Of course, sometimes companies adopt the wrong strategy.  Before the days of iTunes, record companies resisted every attempt to distribute digital music, even going so far as to sue consumers of their products.  They were trying to protect the highly lucrative and profitable CD business.  Unfortunately, it was so easy to rip and distribute music that none of the protections they put in place worked.  Enter Steve Jobs and Apple who created a marketplace for digital music.  The record producers had to join in, CD sales went off a cliff, and now Apple gets a huge cut of every song sold through iTunes.  Could the record companies have developed their own marketplace so that they wouldn't have to share the revenue with Apple?  Maybe, but their strategy was to protect what was in essence an unprotectable business.  

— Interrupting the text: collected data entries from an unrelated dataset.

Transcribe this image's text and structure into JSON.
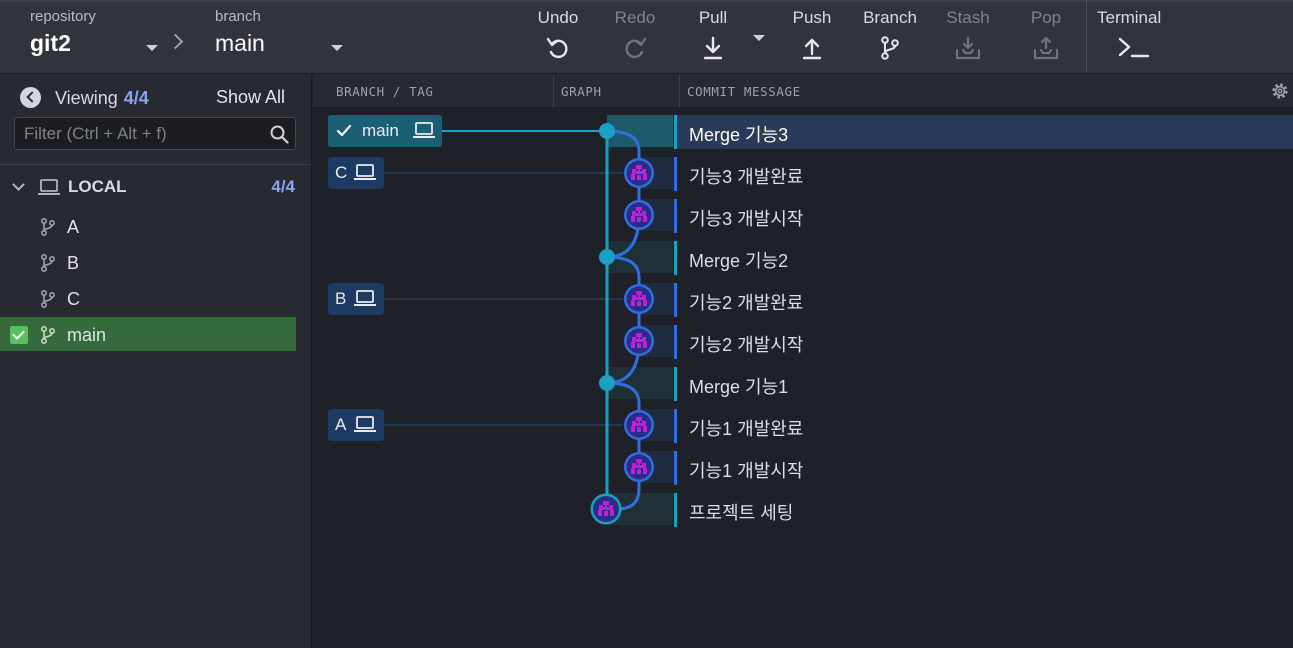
{
  "toolbar": {
    "repository_label": "repository",
    "repository_value": "git2",
    "branch_label": "branch",
    "branch_value": "main",
    "actions": {
      "undo": "Undo",
      "redo": "Redo",
      "pull": "Pull",
      "push": "Push",
      "branch": "Branch",
      "stash": "Stash",
      "pop": "Pop",
      "terminal": "Terminal"
    }
  },
  "sidebar": {
    "viewing_label": "Viewing",
    "viewing_count": "4/4",
    "show_all": "Show All",
    "filter_placeholder": "Filter (Ctrl + Alt + f)",
    "local": {
      "label": "LOCAL",
      "count": "4/4"
    },
    "branches": [
      {
        "name": "A"
      },
      {
        "name": "B"
      },
      {
        "name": "C"
      },
      {
        "name": "main",
        "checked_out": true
      }
    ]
  },
  "graph": {
    "columns": {
      "branch_tag": "BRANCH / TAG",
      "graph": "GRAPH",
      "commit_message": "COMMIT MESSAGE"
    },
    "refs": {
      "main": "main",
      "c": "C",
      "b": "B",
      "a": "A"
    },
    "commits": [
      {
        "message": "Merge 기능3",
        "selected": true
      },
      {
        "message": "기능3 개발완료"
      },
      {
        "message": "기능3 개발시작"
      },
      {
        "message": "Merge 기능2"
      },
      {
        "message": "기능2 개발완료"
      },
      {
        "message": "기능2 개발시작"
      },
      {
        "message": "Merge 기능1"
      },
      {
        "message": "기능1 개발완료"
      },
      {
        "message": "기능1 개발시작"
      },
      {
        "message": "프로젝트 세팅"
      }
    ],
    "colors": {
      "main_lane": "#1aa0c4",
      "branch_lane": "#2f6fe0",
      "avatar": "#c21fd2"
    }
  }
}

The business world is littered with failed strategies.  Technology changes, customers demand something different, cheaper and better competitors show up - lots of internal and external events can challenge the business strategy.  The best companies review the strategy early and often.  How do you know if you have the right strategy?  Go back to the vision and figure out what has to happen to make the vision come true.  Some of it is guesswork and optimism.  But no business ever succeeded without a strategy.

Changing strategies too often can also be a problem.  A company starts out wanting to be the high quality, low volume, high price producer of widgets.  But nobody is buying. So they try to become the 'celebrity widget' and pay a lot of bucks to some aging movie star to endorse their widgets in an expensive ad campaign.  That makes the movie star rich but doesn't move widgets.  So they decide to sell mass-market widgets at a mid-level price, but there is already a lot of competition and they can't differentiate their widgets from anyone else's.  Then they find that nobody needs a high quality widgets, the cheap ones are just as good.  So the company changes strategy to produce low cost widgets, but they find the market is full of cheap Chinese widgets.   Lastly, they try to license their 'superior' widget-making technology to the other manufacturers.  Doom.

"Strategy-of -the-Week" companies aren't fun.  Companies that change strategies over and over don't understand their markets, or can't explain the value of their products, or what problem their products solve for the customer.  And changing strategy is expensive.  They burn through a lot of money very fast.